Be warned though: it's very difficult. I eventually got it, but it took me about 45 minutes. I found it helped to use a real board rather th

an an on-screen board.

I gave up after 20 minutes and brute forced it with my computer

EDIT: Took out solution

TetsuoShima

why do you need brute force for that?? or was it some kind of joke i didnt understand??

FancyKnight

Well, it's pretty tough. The placement of the queens is not at all intuitive.

sapientdust
FancyKnight wrote:
sapientdust wrote:

For those who didn't click the link above, there is a fascinating puzzle described there: on a 5x5 board, place 5 white queens and 3 black queens on the board such that no white queen can be captured immediately by a black queen, and no black queen can be captured immediately by a white queen.

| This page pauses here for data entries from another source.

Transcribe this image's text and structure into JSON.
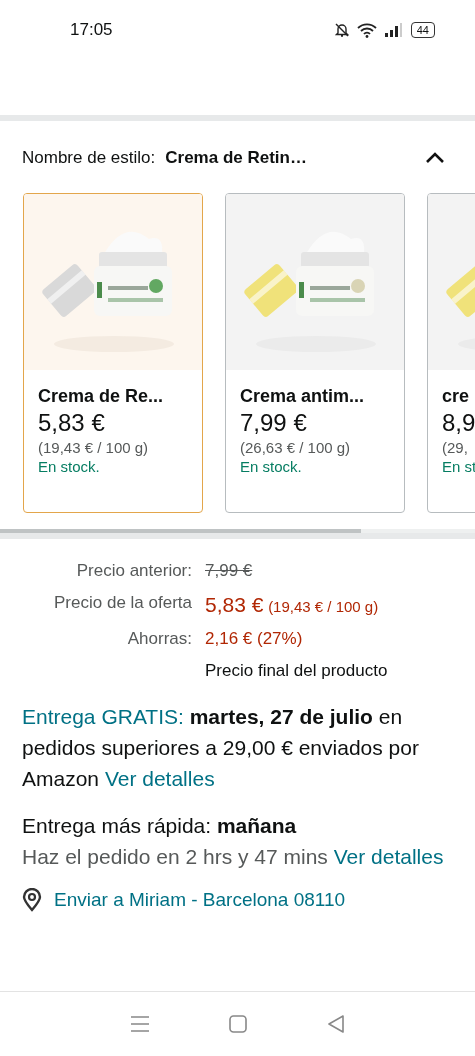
{
  "status_bar": {
    "time": "17:05",
    "battery": "44"
  },
  "style_selector": {
    "label": "Nombre de estilo:",
    "value": "Crema de Retin…",
    "expanded": true
  },
  "variants": [
    {
      "name": "Crema de Re...",
      "price": "5,83 €",
      "unit_price": "(19,43 € / 100 g)",
      "availability": "En stock.",
      "selected": true,
      "kind": "picture"
    },
    {
      "name": "Crema antim...",
      "price": "7,99 €",
      "unit_price": "(26,63 € / 100 g)",
      "availability": "En stock.",
      "selected": false,
      "kind": "picture"
    },
    {
      "name": "cre",
      "price": "8,9",
      "unit_price": "(29,",
      "availability": "En st",
      "selected": false,
      "kind": "picture"
    }
  ],
  "pricing": [
    {
      "label": "Precio anterior:",
      "value": "7,99 €",
      "kind": "struck"
    },
    {
      "label": "Precio de la oferta",
      "value": "5,83 €",
      "note": "(19,43 € / 100 g)",
      "kind": "deal"
    },
    {
      "label": "Ahorras:",
      "value": "2,16 € (27%)",
      "kind": "saving"
    }
  ],
  "price_note": "Precio final del producto",
  "free_delivery": {
    "label": "Entrega GRATIS:",
    "text": "**martes, 27 de julio** en pedidos superiores a 29,00 € enviados por Amazon",
    "link": "Ver detalles"
  },
  "fast_delivery": {
    "text": "Entrega más rápida: **mañana**",
    "detail": "Haz el pedido en 2 hrs y 47 mins",
    "link": "Ver detalles"
  },
  "ship_to": "Enviar a Miriam - Barcelona 08110"
}
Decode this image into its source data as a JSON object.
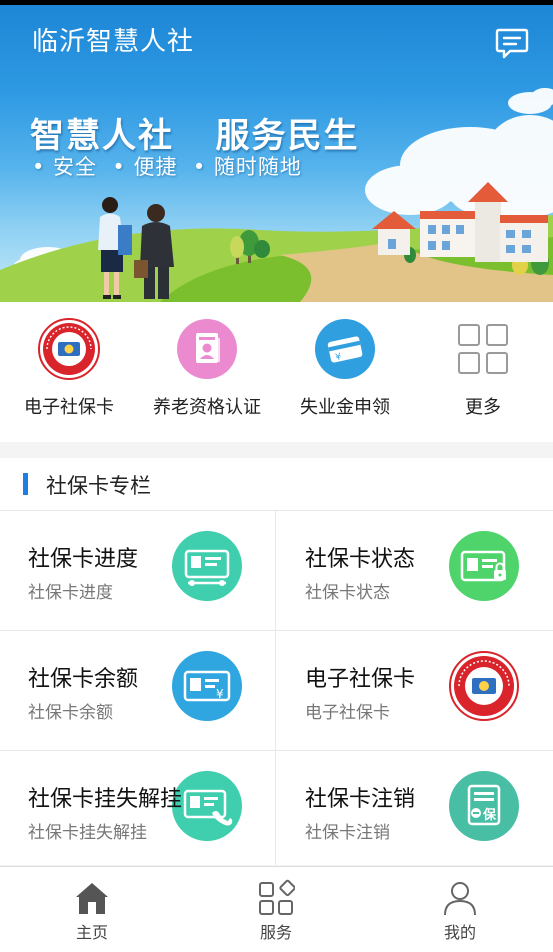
{
  "app": {
    "title": "临沂智慧人社"
  },
  "header": {
    "message_icon": "message-icon"
  },
  "banner": {
    "slogan_main": "智慧人社   服务民生",
    "slogan_sub": "• 安全  • 便捷  • 随时随地"
  },
  "quick_services": [
    {
      "label": "电子社保卡",
      "icon": "social-security-card-icon"
    },
    {
      "label": "养老资格认证",
      "icon": "pension-certificate-icon"
    },
    {
      "label": "失业金申领",
      "icon": "unemployment-card-icon"
    },
    {
      "label": "更多",
      "icon": "more-grid-icon"
    }
  ],
  "section": {
    "title": "社保卡专栏"
  },
  "card_services": [
    {
      "title": "社保卡进度",
      "subtitle": "社保卡进度",
      "icon": "card-progress-icon",
      "color": "#3fcfae"
    },
    {
      "title": "社保卡状态",
      "subtitle": "社保卡状态",
      "icon": "card-status-icon",
      "color": "#4fd46b"
    },
    {
      "title": "社保卡余额",
      "subtitle": "社保卡余额",
      "icon": "card-balance-icon",
      "color": "#2fa6e0"
    },
    {
      "title": "电子社保卡",
      "subtitle": "电子社保卡",
      "icon": "social-security-card-icon",
      "color": "#d9242b"
    },
    {
      "title": "社保卡挂失解挂",
      "subtitle": "社保卡挂失解挂",
      "icon": "card-loss-phone-icon",
      "color": "#3fcfae"
    },
    {
      "title": "社保卡注销",
      "subtitle": "社保卡注销",
      "icon": "card-cancel-icon",
      "color": "#48bfa5"
    }
  ],
  "tabbar": [
    {
      "label": "主页",
      "icon": "home-icon",
      "active": true
    },
    {
      "label": "服务",
      "icon": "services-grid-icon",
      "active": false
    },
    {
      "label": "我的",
      "icon": "profile-icon",
      "active": false
    }
  ],
  "colors": {
    "accent": "#1f7fe0",
    "banner_blue": "#1d86d6",
    "active_tab": "#555555"
  }
}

Be warned though: it's very difficult. I eventually got it, but it took me about 45 minutes. I found it helped to use a real board rather th

an an on-screen board.

I gave up after 20 minutes and brute forced it with my computer

I'm curious though whether your program searched for all solutions or stopped at the first solution. I found the same solution (except mine was flipped about the vertical axis), and am curious if there are others. I don't think so, but would like to know for sure. The reason I don't think there is another solution is below. Highlight the text to view it, but there are spoilers if you want to solve it yourself.

The reason I don't think there are others is that there is a logic to the solution (which is how I solved it). The configuration of the three white queens in your diagram seems to be the minimal grouping for three queens, where they block each other the most, and two such groupings should probably be a knight's move away from each other to not interfere with each other. There didn't seem to be any way to get the two 3-queen configurations on the board without being unable to place one of the other white queens on the board, but if the black 3-queen configuration is in the top left corner, shifting the entire pattern one file to the left leaves an obvious location to put the black king that fell off the edge and the two white queens. There still could be other solutions though, but my intuition suggests there are no other solutions (ignoring symmetry).